私のポケットティッシュの消費が激しかったのは、鼻水を拭うためではなく、こうして私という幻像が吐き出した「青い言葉」を乾かすためだった。
ノートもまた、周囲と同じ青や緑のキャンパスノートではいけなかった。
私が選んだのは、どこか古書の佇まいを思わせる、濃えんじ色の厚紙表紙の一冊だった。
合皮のような露骨な高級感ではない。
少しざらついていて、指先でなぞれば微かに布の質感を彷彿とさせる、独特の手触り。
私はそこで、ノートを取る「姿勢」だけをやけに意識していた。
文字の形、行間、そして何より「余白」の配置。
私のノートは、開いた瞬間の「美しさ」と「読みやすさ」のためだけに設計されていた。
一見すると、整然とした文字が並び、深い思索の跡が見て取れるような見事なレイアウト。
しかし、その実、中身は驚くほどスカスカだった。
後から読み返して復習することなど、微塵も考えていなかったのだ。
未来の自分がそのページを必要とするかどうかなど、私には関係なかった。
ただ「今、この瞬間に、高潔な思索を記録しているように見える図」が完成すれば、それで十分だった。
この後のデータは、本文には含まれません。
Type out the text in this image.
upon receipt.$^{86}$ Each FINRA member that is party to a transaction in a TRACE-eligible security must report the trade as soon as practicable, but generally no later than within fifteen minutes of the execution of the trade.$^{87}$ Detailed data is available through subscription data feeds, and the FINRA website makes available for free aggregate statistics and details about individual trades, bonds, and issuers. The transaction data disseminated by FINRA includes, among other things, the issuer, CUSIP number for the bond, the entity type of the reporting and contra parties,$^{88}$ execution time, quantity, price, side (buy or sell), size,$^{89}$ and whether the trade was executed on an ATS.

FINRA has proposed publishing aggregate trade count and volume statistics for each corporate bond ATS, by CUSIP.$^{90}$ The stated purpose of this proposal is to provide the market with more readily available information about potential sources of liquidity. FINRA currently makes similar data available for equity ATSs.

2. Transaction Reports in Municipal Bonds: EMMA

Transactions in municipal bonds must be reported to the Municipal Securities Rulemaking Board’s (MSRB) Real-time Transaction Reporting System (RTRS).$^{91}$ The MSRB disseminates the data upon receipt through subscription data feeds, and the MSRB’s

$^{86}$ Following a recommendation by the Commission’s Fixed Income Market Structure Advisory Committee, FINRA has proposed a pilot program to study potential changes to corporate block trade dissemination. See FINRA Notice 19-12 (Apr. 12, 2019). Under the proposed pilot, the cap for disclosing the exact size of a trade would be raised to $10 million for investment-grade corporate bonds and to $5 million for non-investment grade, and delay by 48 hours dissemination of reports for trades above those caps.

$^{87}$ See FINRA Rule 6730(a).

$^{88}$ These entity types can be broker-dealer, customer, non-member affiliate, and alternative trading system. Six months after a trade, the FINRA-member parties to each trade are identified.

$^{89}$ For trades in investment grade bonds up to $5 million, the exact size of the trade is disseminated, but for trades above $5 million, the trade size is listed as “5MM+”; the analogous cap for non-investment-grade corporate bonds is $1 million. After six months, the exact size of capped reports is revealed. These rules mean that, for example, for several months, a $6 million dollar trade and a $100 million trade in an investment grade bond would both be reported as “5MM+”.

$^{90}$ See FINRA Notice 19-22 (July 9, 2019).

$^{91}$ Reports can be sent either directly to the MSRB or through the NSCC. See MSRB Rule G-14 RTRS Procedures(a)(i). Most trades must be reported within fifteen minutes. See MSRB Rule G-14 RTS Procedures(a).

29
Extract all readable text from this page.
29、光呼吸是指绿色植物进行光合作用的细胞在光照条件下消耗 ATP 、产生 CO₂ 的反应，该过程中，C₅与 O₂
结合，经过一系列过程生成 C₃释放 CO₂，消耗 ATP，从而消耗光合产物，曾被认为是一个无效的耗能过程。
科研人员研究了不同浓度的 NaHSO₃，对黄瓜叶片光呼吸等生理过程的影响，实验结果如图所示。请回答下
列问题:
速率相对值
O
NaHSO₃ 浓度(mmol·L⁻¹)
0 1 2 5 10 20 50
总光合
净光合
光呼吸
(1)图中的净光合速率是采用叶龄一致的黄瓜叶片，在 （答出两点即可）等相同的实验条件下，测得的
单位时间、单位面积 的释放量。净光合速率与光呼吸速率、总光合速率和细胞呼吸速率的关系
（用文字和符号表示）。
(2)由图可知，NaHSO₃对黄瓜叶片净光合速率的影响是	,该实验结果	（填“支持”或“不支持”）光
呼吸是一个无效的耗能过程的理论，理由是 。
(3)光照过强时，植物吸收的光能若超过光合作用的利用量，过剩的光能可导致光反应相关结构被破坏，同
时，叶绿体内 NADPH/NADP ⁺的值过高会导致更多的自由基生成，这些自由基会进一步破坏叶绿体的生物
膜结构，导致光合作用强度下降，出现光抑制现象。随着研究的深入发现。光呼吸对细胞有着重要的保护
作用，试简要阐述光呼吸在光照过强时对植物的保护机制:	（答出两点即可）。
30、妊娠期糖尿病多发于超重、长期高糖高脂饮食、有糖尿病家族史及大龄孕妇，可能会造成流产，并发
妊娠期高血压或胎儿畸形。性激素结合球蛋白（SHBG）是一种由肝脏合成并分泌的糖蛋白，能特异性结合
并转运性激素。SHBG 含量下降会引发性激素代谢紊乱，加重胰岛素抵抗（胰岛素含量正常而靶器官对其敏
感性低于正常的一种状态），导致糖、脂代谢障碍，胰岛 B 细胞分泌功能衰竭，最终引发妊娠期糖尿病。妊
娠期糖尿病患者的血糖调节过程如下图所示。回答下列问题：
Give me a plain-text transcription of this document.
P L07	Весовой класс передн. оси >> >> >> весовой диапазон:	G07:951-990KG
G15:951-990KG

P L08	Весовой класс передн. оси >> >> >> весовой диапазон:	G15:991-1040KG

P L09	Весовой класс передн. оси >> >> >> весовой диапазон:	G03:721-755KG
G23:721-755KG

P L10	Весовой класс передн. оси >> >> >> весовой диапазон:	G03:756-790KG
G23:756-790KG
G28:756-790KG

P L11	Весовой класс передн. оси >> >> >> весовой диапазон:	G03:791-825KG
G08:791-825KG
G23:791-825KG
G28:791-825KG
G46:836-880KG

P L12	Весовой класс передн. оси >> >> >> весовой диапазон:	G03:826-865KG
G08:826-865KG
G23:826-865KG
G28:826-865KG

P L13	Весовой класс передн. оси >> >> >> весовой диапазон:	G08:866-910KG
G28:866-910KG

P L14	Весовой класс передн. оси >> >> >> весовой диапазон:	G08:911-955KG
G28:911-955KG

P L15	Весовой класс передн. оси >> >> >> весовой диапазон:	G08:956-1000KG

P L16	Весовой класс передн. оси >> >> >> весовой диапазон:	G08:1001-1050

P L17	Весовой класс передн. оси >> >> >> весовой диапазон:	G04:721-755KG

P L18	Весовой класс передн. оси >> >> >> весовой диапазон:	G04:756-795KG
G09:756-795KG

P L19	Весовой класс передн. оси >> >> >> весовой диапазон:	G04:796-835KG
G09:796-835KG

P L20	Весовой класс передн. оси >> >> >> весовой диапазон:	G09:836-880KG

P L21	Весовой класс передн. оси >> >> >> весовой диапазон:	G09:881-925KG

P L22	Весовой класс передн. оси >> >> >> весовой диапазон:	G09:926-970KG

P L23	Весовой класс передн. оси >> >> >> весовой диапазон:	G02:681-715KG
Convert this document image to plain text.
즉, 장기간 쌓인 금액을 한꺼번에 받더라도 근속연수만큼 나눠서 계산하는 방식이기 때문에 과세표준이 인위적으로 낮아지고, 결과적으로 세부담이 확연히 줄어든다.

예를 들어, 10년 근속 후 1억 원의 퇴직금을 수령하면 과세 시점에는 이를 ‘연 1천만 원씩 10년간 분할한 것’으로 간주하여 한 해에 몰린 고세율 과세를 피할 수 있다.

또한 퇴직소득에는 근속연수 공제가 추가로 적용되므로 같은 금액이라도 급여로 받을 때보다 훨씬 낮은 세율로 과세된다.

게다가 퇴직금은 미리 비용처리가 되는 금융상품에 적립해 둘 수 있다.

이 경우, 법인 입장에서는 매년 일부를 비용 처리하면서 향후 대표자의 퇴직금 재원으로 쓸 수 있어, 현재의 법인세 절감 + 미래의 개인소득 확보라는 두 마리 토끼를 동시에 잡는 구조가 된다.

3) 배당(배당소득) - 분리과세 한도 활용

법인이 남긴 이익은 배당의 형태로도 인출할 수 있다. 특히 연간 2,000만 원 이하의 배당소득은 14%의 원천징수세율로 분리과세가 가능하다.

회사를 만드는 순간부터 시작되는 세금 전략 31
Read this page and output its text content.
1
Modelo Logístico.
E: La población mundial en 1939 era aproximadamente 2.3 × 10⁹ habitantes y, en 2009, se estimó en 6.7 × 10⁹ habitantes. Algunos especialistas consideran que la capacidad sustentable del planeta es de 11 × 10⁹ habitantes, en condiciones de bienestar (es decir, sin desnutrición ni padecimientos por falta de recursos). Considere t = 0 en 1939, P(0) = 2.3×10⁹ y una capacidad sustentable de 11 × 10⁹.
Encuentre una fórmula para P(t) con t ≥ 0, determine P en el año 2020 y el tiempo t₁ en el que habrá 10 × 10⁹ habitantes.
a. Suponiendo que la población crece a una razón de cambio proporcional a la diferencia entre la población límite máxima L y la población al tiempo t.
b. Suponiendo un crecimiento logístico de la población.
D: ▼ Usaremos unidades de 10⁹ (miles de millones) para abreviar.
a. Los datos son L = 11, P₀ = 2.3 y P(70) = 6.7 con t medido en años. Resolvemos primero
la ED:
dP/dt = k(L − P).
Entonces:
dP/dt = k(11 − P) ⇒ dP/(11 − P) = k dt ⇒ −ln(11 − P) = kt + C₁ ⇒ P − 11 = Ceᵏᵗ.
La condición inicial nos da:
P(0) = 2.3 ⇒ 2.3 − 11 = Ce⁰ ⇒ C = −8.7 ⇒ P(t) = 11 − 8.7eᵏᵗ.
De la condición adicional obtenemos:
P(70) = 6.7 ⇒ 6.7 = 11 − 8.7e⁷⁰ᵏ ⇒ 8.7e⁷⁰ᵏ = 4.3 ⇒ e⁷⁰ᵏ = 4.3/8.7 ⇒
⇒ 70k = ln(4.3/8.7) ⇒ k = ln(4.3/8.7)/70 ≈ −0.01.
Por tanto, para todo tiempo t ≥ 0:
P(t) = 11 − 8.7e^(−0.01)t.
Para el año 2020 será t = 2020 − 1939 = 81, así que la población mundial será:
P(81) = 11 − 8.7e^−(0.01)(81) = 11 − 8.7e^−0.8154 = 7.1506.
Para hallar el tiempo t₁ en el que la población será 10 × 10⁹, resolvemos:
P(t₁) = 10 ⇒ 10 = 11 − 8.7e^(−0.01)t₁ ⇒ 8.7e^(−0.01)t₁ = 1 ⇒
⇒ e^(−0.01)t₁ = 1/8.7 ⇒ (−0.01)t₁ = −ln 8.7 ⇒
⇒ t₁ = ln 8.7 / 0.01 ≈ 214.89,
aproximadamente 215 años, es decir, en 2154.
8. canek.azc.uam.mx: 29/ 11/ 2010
「深く思考に耽る人間」という現象を紙の上に現出させるための配置。
そう、あれは記録のための所作ではなく、ただ展示するための所作だった。
だからこそ、ノートが売り場から消えたり、カートリッジが廃番になったりすることに、私は異常なまでの恐怖を覚えた。
もし、この万年筆が沈黙してしまえば。
この濃えんじ色の防壁が閉じられてしまえば。
「これを使っている私」という現象は、この世界から跡形もなく霧散してしまうのではないか。
ありふれた布製の筆箱の中の万年筆。
学生カバンの中の濃えんじ色のノート。
それは重く、冷たく、異質だった。
その異質さを愛でることで、私は「みんな」という濁流に呑み込まれ、透明に透けて消えてしまう恐怖から、必死に自分を繋ぎ止めていた。
万年筆から溢れるインクの染みは、時に私の指先を青く汚し、その汚れこそが、この現実世界と私を繋ぐ、細く頼りない「因果の糸」のように思えた。
このエッセイは本当の事を書かない。
いまだに、あの時のノートがまだ売ってはいしまいかと、ひとつの幻影が、青い灯りを余分に連れて、文房具店を彷徨うことがある。
整然とライトアップされた棚に並ぶ、高価で美しい万年筆。
金や銀の装飾を纏ったペン先。
宝石のような色彩を湛えたインク瓶。
けれど、どれもこれも、胸の奥にすうすうと乾いた風が吹き抜けるばかりだ。
手に取り、キャップを回してみて、少しだけ目を伏せる。
手のひらに乗せてみて、周囲に気づかれない程度に小さな落胆の息を吐く。
もしも、もしもあの頃の「本物」があったら…どうだというのだろう。
何とも言えぬ気持ちを抱えながら今日も幽霊は、最新の機能に溢れた店内で独り、出口のない迷路を歩き続けている。